She'd imagined she would rejoice at the news, or breathe a sigh of relief at the very least; as it happened, her first thought was for Christopher, and a twinge of sympathy lurched in her chest.
Next thing she knew she was on a train for Holborn, her mind set on either charming or arguing her way into her husband's flat. The servants exchanged apprehensive looks when she announced herself as Mrs Tietjens, but eventually let her in, probably worried that she was going to make a scene or something.
"Mr Tietjens doesn't wish to see anyone," the housemaid stated as firmly as she dared to, only to give in under Sylvia's withering gaze; she was there to see her husband, and no one would keep her from doing as she pleased. She hurried upstairs, pausing when the high-pitched cry of an infant made itself heard through a half-closed door; Christopher's child, the one thing that Michael would never be, and right in that moment she knew what she had to do. If Christopher loved another man's child with such intensity, then surely she could bring herself to tolerate a dead woman's child for her husband's sake.

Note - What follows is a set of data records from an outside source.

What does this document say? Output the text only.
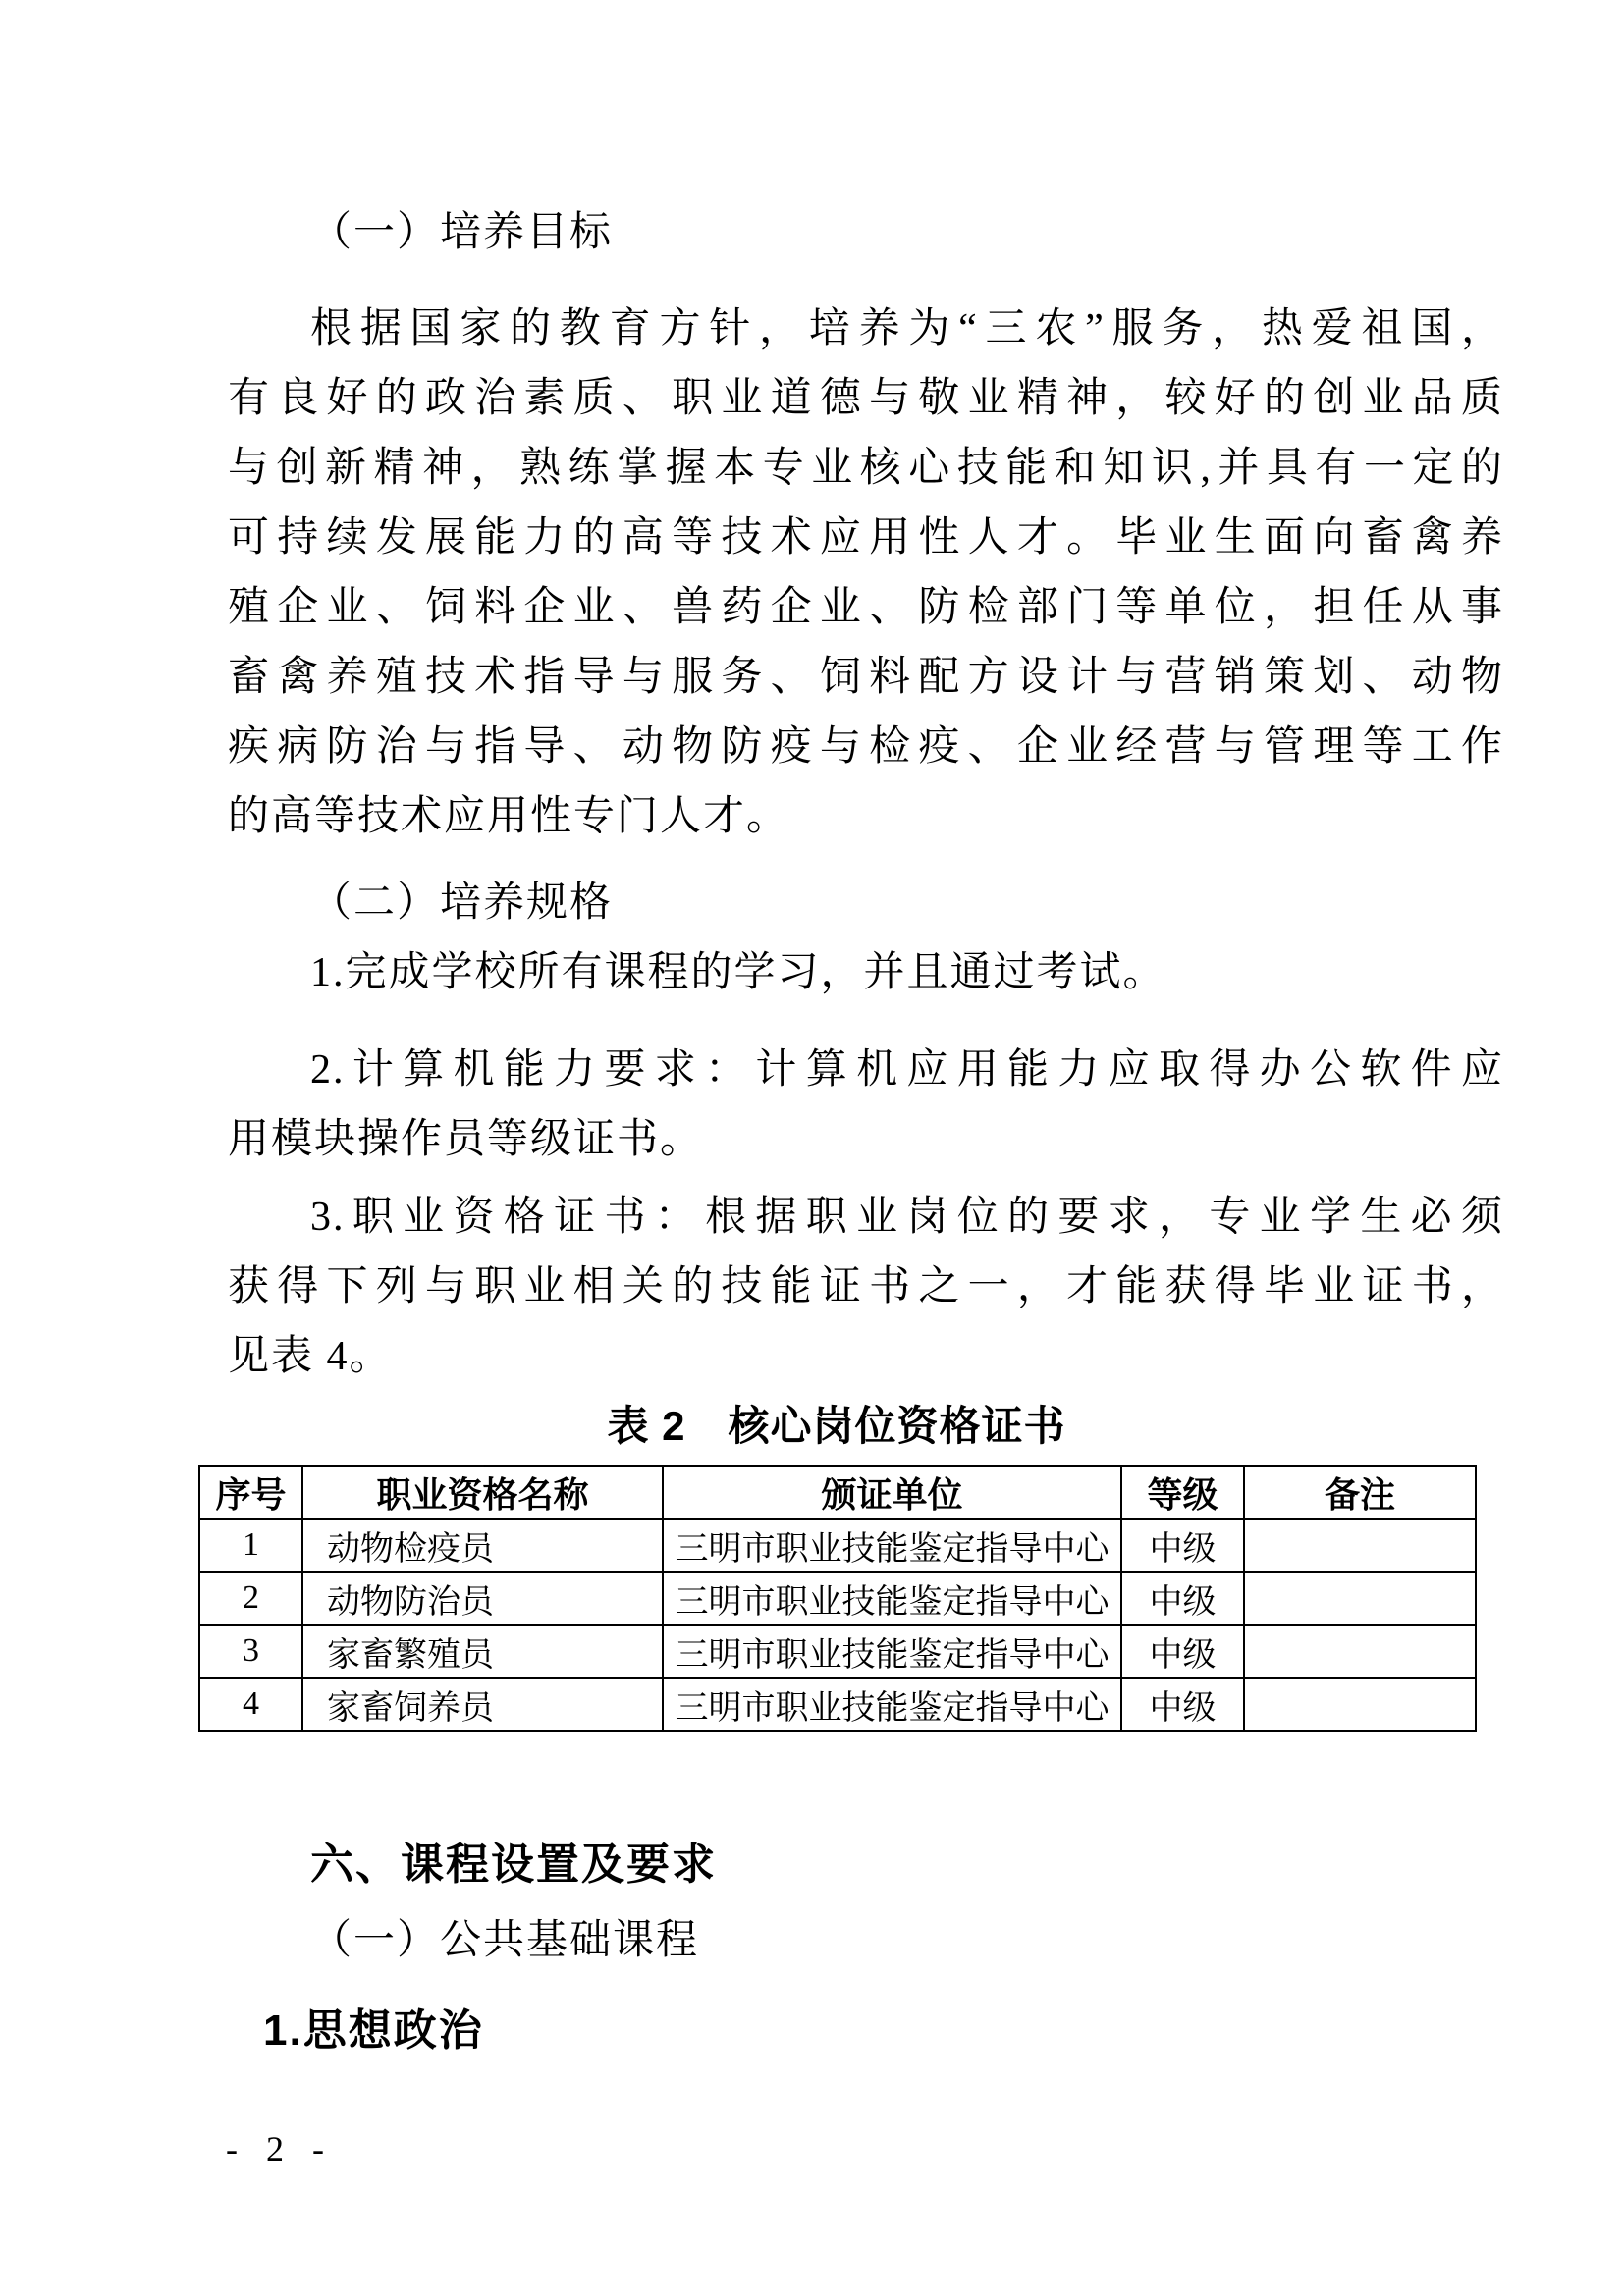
（一）培养目标
根据国家的教育方针，培养为“三农”服务，热爱祖国，
有良好的政治素质、职业道德与敬业精神，较好的创业品质
与创新精神，熟练掌握本专业核心技能和知识,并具有一定的
可持续发展能力的高等技术应用性人才。毕业生面向畜禽养
殖企业、饲料企业、兽药企业、防检部门等单位，担任从事
畜禽养殖技术指导与服务、饲料配方设计与营销策划、动物
疾病防治与指导、动物防疫与检疫、企业经营与管理等工作
的高等技术应用性专门人才。
（二）培养规格
1.完成学校所有课程的学习，并且通过考试。
2.计算机能力要求：计算机应用能力应取得办公软件应
用模块操作员等级证书。
3.职业资格证书：根据职业岗位的要求，专业学生必须
获得下列与职业相关的技能证书之一，才能获得毕业证书，
见表 4。
表 2　核心岗位资格证书
序号	职业资格名称	颁证单位	等级	备注
1	动物检疫员	三明市职业技能鉴定指导中心	中级	
2	动物防治员	三明市职业技能鉴定指导中心	中级	
3	家畜繁殖员	三明市职业技能鉴定指导中心	中级	
4	家畜饲养员	三明市职业技能鉴定指导中心	中级	
六、课程设置及要求
（一）公共基础课程
1.思想政治
- 2 -
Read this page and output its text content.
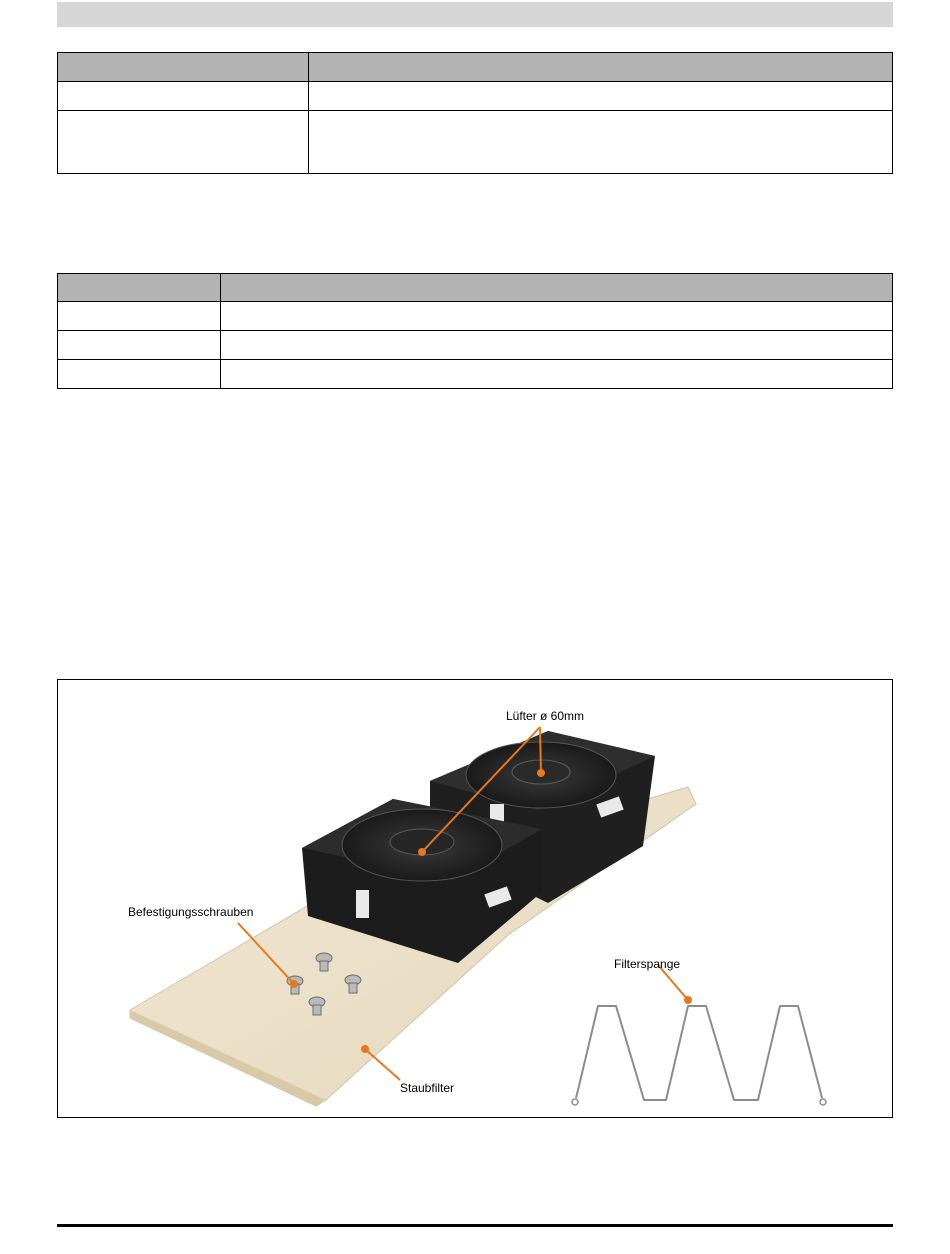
Lüfter ø 60mm
Befestigungsschrauben
Filterspange
Staubfilter
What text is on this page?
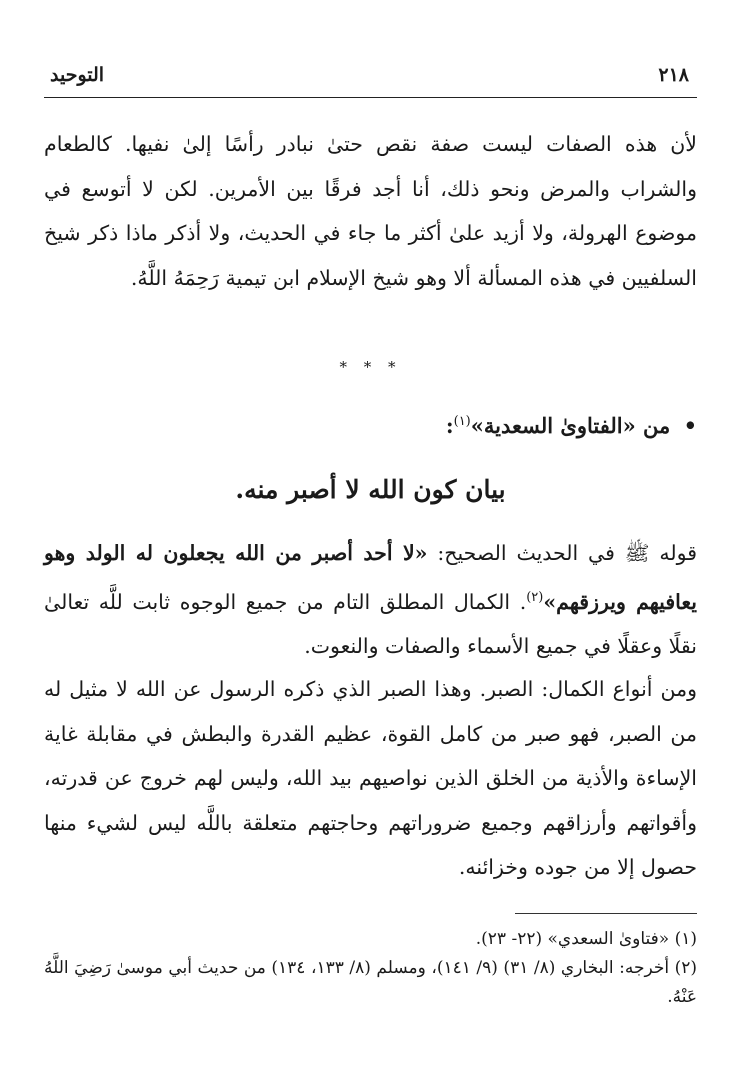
٢١٨
التوحيد
لأن هذه الصفات ليست صفة نقص حتىٰ نبادر رأسًا إلىٰ نفيها. كالطعام والشراب والمرض ونحو ذلك، أنا أجد فرقًا بين الأمرين. لكن لا أتوسع في موضوع الهرولة، ولا أزيد علىٰ أكثر ما جاء في الحديث، ولا أذكر ماذا ذكر شيخ السلفيين في هذه المسألة ألا وهو شيخ الإسلام ابن تيمية رَحِمَهُ اللَّهُ.
* * *
• من «الفتاوىٰ السعدية»$^{(١)}$:
بيان كون الله لا أصبر منه.
قوله ﷺ في الحديث الصحيح: «لا أحد أصبر من الله يجعلون له الولد وهو يعافيهم ويرزقهم»$^{(٢)}$. الكمال المطلق التام من جميع الوجوه ثابت للَّه تعالىٰ نقلًا وعقلًا في جميع الأسماء والصفات والنعوت.
ومن أنواع الكمال: الصبر. وهذا الصبر الذي ذكره الرسول عن الله لا مثيل له من الصبر، فهو صبر من كامل القوة، عظيم القدرة والبطش في مقابلة غاية الإساءة والأذية من الخلق الذين نواصيهم بيد الله، وليس لهم خروج عن قدرته، وأقواتهم وأرزاقهم وجميع ضروراتهم وحاجتهم متعلقة باللَّه ليس لشيء منها حصول إلا من جوده وخزائنه.

(١) «فتاوىٰ السعدي» (٢٢- ٢٣).

(٢) أخرجه: البخاري (٨/ ٣١) (٩/ ١٤١)، ومسلم (٨/ ١٣٣، ١٣٤) من حديث أبي موسىٰ رَضِيَ اللَّهُ عَنْهُ.
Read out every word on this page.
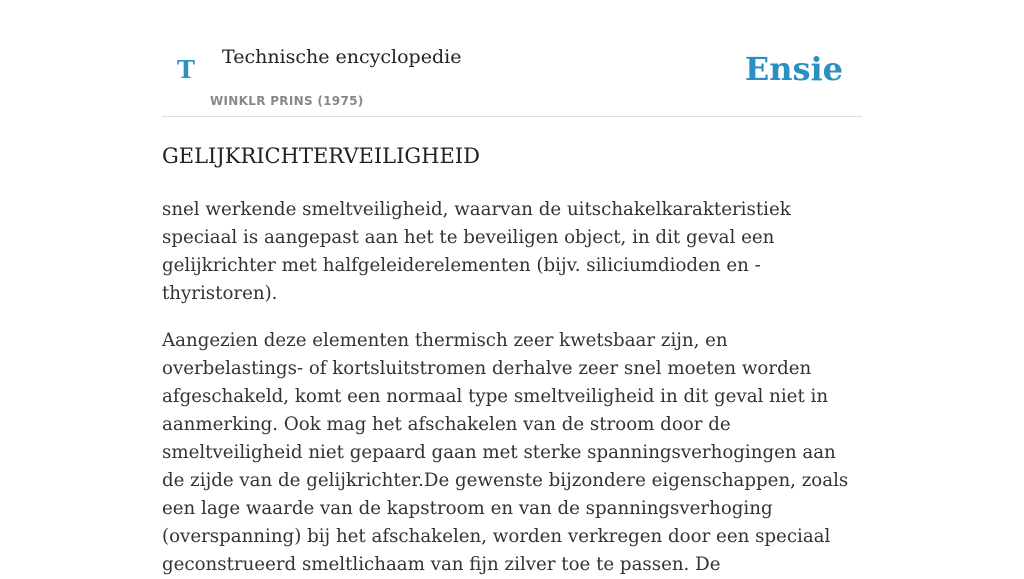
T Technische encyclopedie
WINKLR PRINS (1975)
Ensie
GELIJKRICHTERVEILIGHEID

snel werkende smeltveiligheid, waarvan de uitschakelkarakteristiek speciaal is aangepast aan het te beveiligen object, in dit geval een gelijkrichter met halfgeleiderelementen (bijv. siliciumdioden en -thyristoren).

Aangezien deze elementen thermisch zeer kwetsbaar zijn, en overbelastings- of kortsluitstromen derhalve zeer snel moeten worden afgeschakeld, komt een normaal type smeltveiligheid in dit geval niet in aanmerking. Ook mag het afschakelen van de stroom door de smeltveiligheid niet gepaard gaan met sterke spanningsverhogingen aan de zijde van de gelijkrichter.De gewenste bijzondere eigenschappen, zoals een lage waarde van de kapstroom en van de spanningsverhoging (overspanning) bij het afschakelen, worden verkregen door een speciaal geconstrueerd smeltlichaam van fijn zilver toe te passen. De
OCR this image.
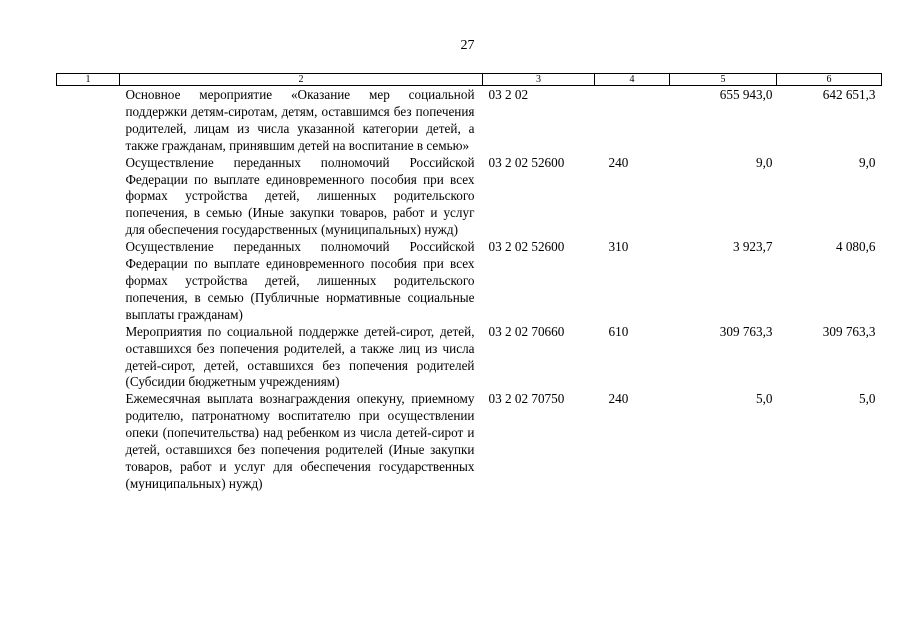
27
1	2	3	4	5	6
	Основное мероприятие «Оказание мер социальной поддержки детям-сиротам, детям, оставшимся без попечения родителей, лицам из числа указанной категории детей, а также гражданам, принявшим детей на воспитание в семью»	03 2 02		655 943,0	642 651,3
	Осуществление переданных полномочий Российской Федерации по выплате единовременного пособия при всех формах устройства детей, лишенных родительского попечения, в семью (Иные закупки товаров, работ и услуг для обеспечения государственных (муниципальных) нужд)	03 2 02 52600	240	9,0	9,0
	Осуществление переданных полномочий Российской Федерации по выплате единовременного пособия при всех формах устройства детей, лишенных родительского попечения, в семью (Публичные нормативные социальные выплаты гражданам)	03 2 02 52600	310	3 923,7	4 080,6
	Мероприятия по социальной поддержке детей-сирот, детей, оставшихся без попечения родителей, а также лиц из числа детей-сирот, детей, оставшихся без попечения родителей (Субсидии бюджетным учреждениям)	03 2 02 70660	610	309 763,3	309 763,3
	Ежемесячная выплата вознаграждения опекуну, приемному родителю, патронатному воспитателю при осуществлении опеки (попечительства) над ребенком из числа детей-сирот и детей, оставшихся без попечения родителей (Иные закупки товаров, работ и услуг для обеспечения государственных (муниципальных) нужд)	03 2 02 70750	240	5,0	5,0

Taking a deep breath she tapped her fingers against the door to the master bedroom, pushing it open when she got no answer. Christopher was sitting on the edge of the bed, staring at the room with unseeing eyes; he did nothing to acknowledge her presence, his laboured breath the only sign that he was indeed still alive.
"Oh, Christopher," she let out in a pained whisper as she crossed the distance between them and dropped down on her knees. "Christopher, I'm so sorry..."
His gaze flickered to the hand that had covered his own, and he stirred as if waking from a terrible dream. "Sylvia?"
"I'm sorry for your loss, darling," she told him as gently as she knew how; an anguished sob escaped his throat, and she held him as he finally surrendered to grief and wept.
"You'll make it though, I promise," she murmured over and over again, until he eventually yielded to her embrace, burying his face in the crook of her neck. "We both will."
Because she was still his wife, and she would stand by him regardless of all the times they'd hurt one another in the past. He was hers, and that was where she belonged.